The private assessments
- Early in 2024, the Council had told Miss F it did would not pay for private assessments due to its own commissioning arrangements.
- The Council usually commissions occupational therapy assessments from the NHS. But in X’s case the NHS could not provide the report. That caused a delay, which led to the Council using an occupational therapy report Miss F had commissioned. As the Council used this report, it should refund Miss F its cost.
- In contrast, with the educational psychologist report, the Council did not use the one Miss F commissioned. It has explained why in this instance it decided not to use that report.
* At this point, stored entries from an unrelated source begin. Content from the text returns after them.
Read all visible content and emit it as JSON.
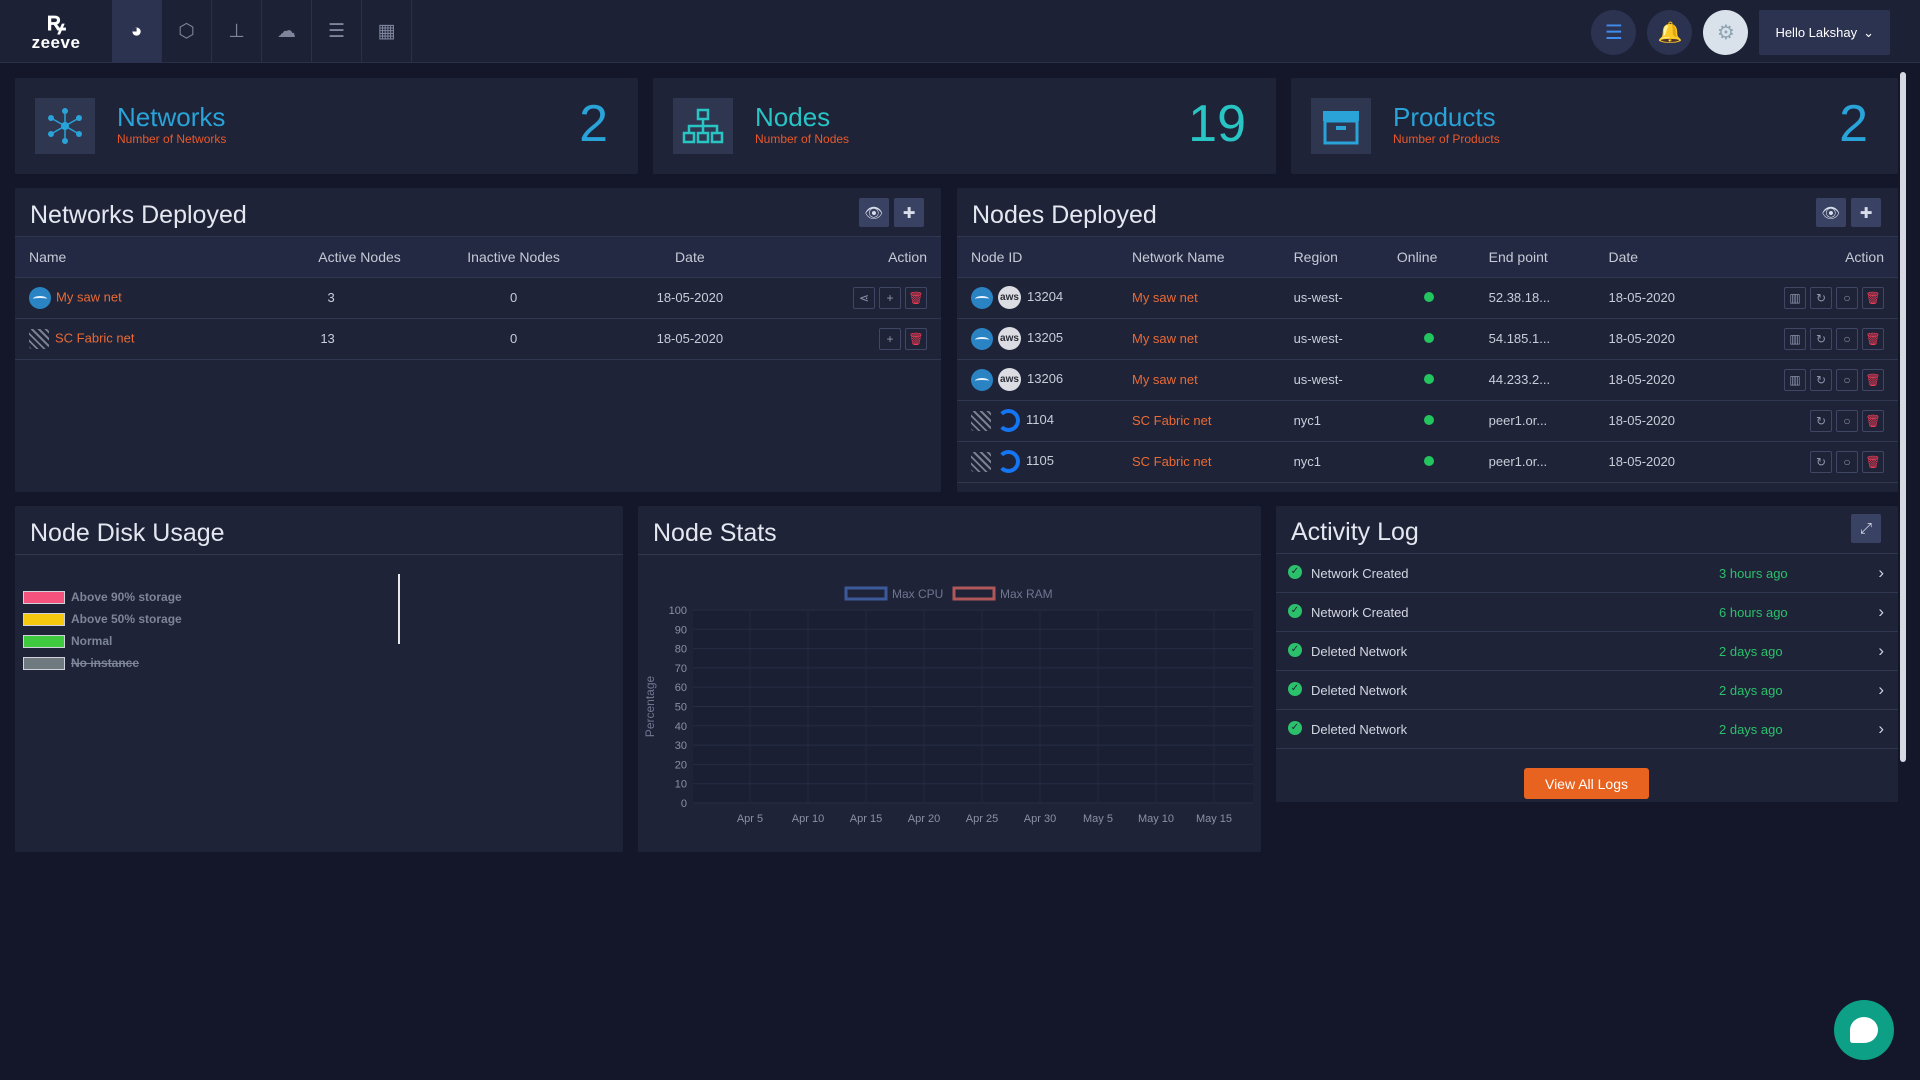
{
  "app": {
    "logo_text": "zeeve",
    "logo_mark": "ꝶ"
  },
  "nav": {
    "icons": [
      "dashboard-icon",
      "hexagon-icon",
      "sitemap-icon",
      "cloud-upload-icon",
      "server-icon",
      "grid-icon"
    ],
    "user_label": "Hello Lakshay"
  },
  "cards": [
    {
      "title": "Networks",
      "subtitle": "Number of Networks",
      "count": "2"
    },
    {
      "title": "Nodes",
      "subtitle": "Number of Nodes",
      "count": "19"
    },
    {
      "title": "Products",
      "subtitle": "Number of Products",
      "count": "2"
    }
  ],
  "networks_panel": {
    "title": "Networks Deployed",
    "columns": [
      "Name",
      "Active Nodes",
      "Inactive Nodes",
      "Date",
      "Action"
    ],
    "rows": [
      {
        "name": "My saw net",
        "active": "3",
        "inactive": "0",
        "date": "18-05-2020"
      },
      {
        "name": "SC Fabric net",
        "active": "13",
        "inactive": "0",
        "date": "18-05-2020"
      }
    ]
  },
  "nodes_panel": {
    "title": "Nodes Deployed",
    "columns": [
      "Node ID",
      "Network Name",
      "Region",
      "Online",
      "End point",
      "Date",
      "Action"
    ],
    "rows": [
      {
        "id": "13204",
        "network": "My saw net",
        "region": "us-west-",
        "endpoint": "52.38.18...",
        "date": "18-05-2020",
        "provider": "aws"
      },
      {
        "id": "13205",
        "network": "My saw net",
        "region": "us-west-",
        "endpoint": "54.185.1...",
        "date": "18-05-2020",
        "provider": "aws"
      },
      {
        "id": "13206",
        "network": "My saw net",
        "region": "us-west-",
        "endpoint": "44.233.2...",
        "date": "18-05-2020",
        "provider": "aws"
      },
      {
        "id": "1104",
        "network": "SC Fabric net",
        "region": "nyc1",
        "endpoint": "peer1.or...",
        "date": "18-05-2020",
        "provider": "digitalocean"
      },
      {
        "id": "1105",
        "network": "SC Fabric net",
        "region": "nyc1",
        "endpoint": "peer1.or...",
        "date": "18-05-2020",
        "provider": "digitalocean"
      }
    ]
  },
  "disk_panel": {
    "title": "Node Disk Usage",
    "legend": [
      {
        "label": "Above 90% storage",
        "color": "#f5527e"
      },
      {
        "label": "Above 50% storage",
        "color": "#f6c90e"
      },
      {
        "label": "Normal",
        "color": "#3ec93e"
      },
      {
        "label": "No instance",
        "color": "#6e7a80"
      }
    ]
  },
  "stats_panel": {
    "title": "Node Stats",
    "chart_data": {
      "type": "line",
      "title": "",
      "xlabel": "",
      "ylabel": "Percentage",
      "ylim": [
        0,
        100
      ],
      "yticks": [
        0,
        10,
        20,
        30,
        40,
        50,
        60,
        70,
        80,
        90,
        100
      ],
      "categories": [
        "Apr 5",
        "Apr 10",
        "Apr 15",
        "Apr 20",
        "Apr 25",
        "Apr 30",
        "May 5",
        "May 10",
        "May 15"
      ],
      "series": [
        {
          "name": "Max CPU",
          "color": "#3c5a9a",
          "values": []
        },
        {
          "name": "Max RAM",
          "color": "#b0575a",
          "values": []
        }
      ],
      "legend": "top-center",
      "grid": true
    }
  },
  "activity_panel": {
    "title": "Activity Log",
    "items": [
      {
        "text": "Network Created",
        "when": "3 hours ago"
      },
      {
        "text": "Network Created",
        "when": "6 hours ago"
      },
      {
        "text": "Deleted Network",
        "when": "2 days ago"
      },
      {
        "text": "Deleted Network",
        "when": "2 days ago"
      },
      {
        "text": "Deleted Network",
        "when": "2 days ago"
      }
    ],
    "view_all_label": "View All Logs"
  }
}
- Our role is not to ask whether we agree or disagree with a decision an organisation makes. Instead, we look at whether there was fault in how it made its decisions. My decision is the Council was entitled to take the decision it did about the educational psychologist assessment. Its explanation of its procedure explains why sometimes it might accept a privately commissioned educational psychologist assessment, but also why it did not with the report Miss F had commissioned. So I see no fault in the decision.
- But I do fault that the Council did not inform Miss F in April that it had appointed one of its educational psychologists to assess X and produce a report. It missed another opportunity to alert Miss F when the educational psychologist visited X’s school to carry out the assessment. So, while I cannot recommend the Council refunds the full cost of the educational psychologist report, I do find an injustice to Miss F in the frustration and uncertainty the lack of communications caused. That injustice demands its own remedy by way of a symbolic payment.
Agreed action
- Within one month of my final decision, the Council has agreed to take the following action:
- contact Miss F for any information it needs to it can reimburse her for the cost of the occupational therapy report;
- for the delay in issuing X’s EHC Plan, make Miss F a symbolic payment of £400;
- for the distress caused by the poor communications about the educational psychologist assessment, refund Miss F half the cost of the educational psychologist report she commissioned. It should contact Miss F within a month for any further information it needs about these costs;
- provide Miss F with a letter apologising for the faults I have identified. Our guidance on remedies sets out our expectations for how organisations should apologise effectively to remedy injustice. The Council should consider this guidance in making the apology I have recommended.
- The Council should provide us with evidence it has complied with the above actions.
Final decision
- I uphold this complaint. The Council has agreed to my recommendations, so I have completed my investigation.